The southern expansion meant the RTO, accustomed to dealing with winter snow storms, also had to be prepared for extreme summer heat and hurricanes, said Todd Hillman, vice president of MISO South.

While the summer was mild and there were no severe hurricanes, officials said their emergency procedures were tested during several incidents.

On April 23, multiple forced outages led to post-contingent loading of more than 125% of system operating limits, with studies indicating 1,100 MW of load at risk for the next contingency.

MISO treated the situation as a temporary interconnection reliability operating limit (IROL) condition.

After redispatching generation, MISO directed Entergy to shed 150 MW of load. Entergy ultimately shed 163 MW for almost two and a half hours, avoiding a much larger load shed.

Hillman said the incident highlighted a need to improve crisis communication with state commissions. “We could do a much better job of coordinating with the states,” he said.

Four days later, on April 27, a tornado hit Northern Arkansas, cutting a half-mile-wide swath for about 80 miles with winds of more than 136 mph.
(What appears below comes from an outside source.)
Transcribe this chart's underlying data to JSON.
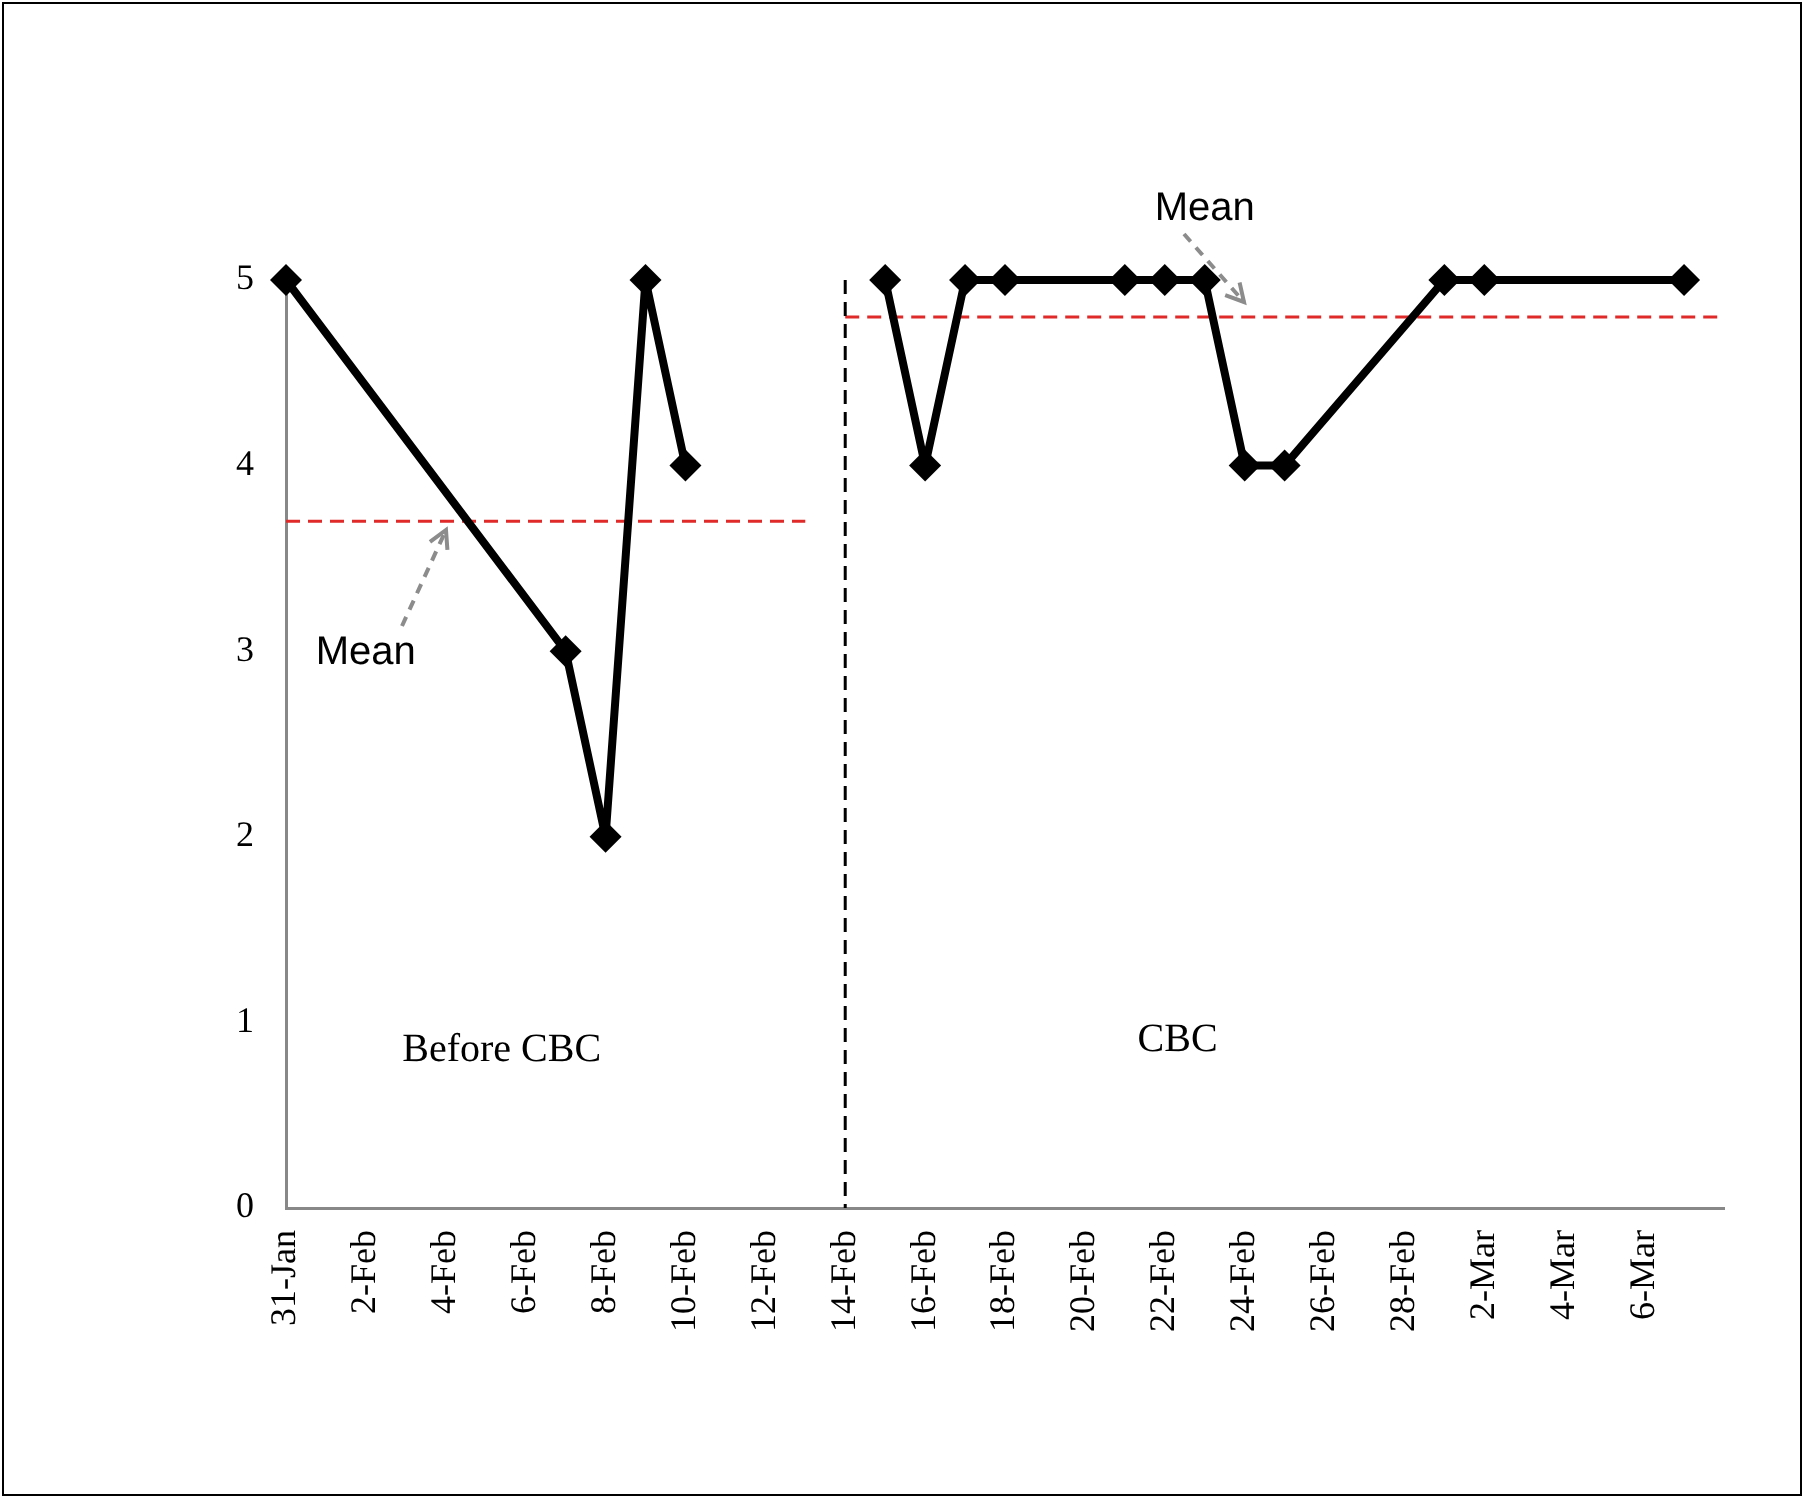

Multiple 500-kV transmission lines were lost or damaged, and MISO ordered Entergy’s Arkansas Nuclear One offline.

Hillman said the incident demonstrated the need for better coordination with nuclear units following severe weather events.

Another management challenge for MISO is the much larger qualifying facilities in MISO South, with some behind-the-fence industrial generators as large as 1,500 MW.

SPP Dispute

Officials said the ongoing dispute with SPP had limited the benefits of the larger footprint.

“I really hope we can resolve” the SPP dispute, said Director Michael Curran, who said their neighbor could help improve East/West transmission. “If we continue to take hostages … or create toll roads, we’re really just undercutting the economic successes,” he said.

MISO Board Chairman Judy Walsh said she and CEO John Bear attended SPP’s January board meeting at the invitation of SPP Chairman Jim Eckelberger and later dined with the SPP board at Eckelberger’s home. “I think that was a breakthrough of sorts in the relationship,” she said. “The boards have developed a common goal of greater communication and cooperation and working together to make the seams more efficient.”

She said MISO plans to return the invitation to SPP.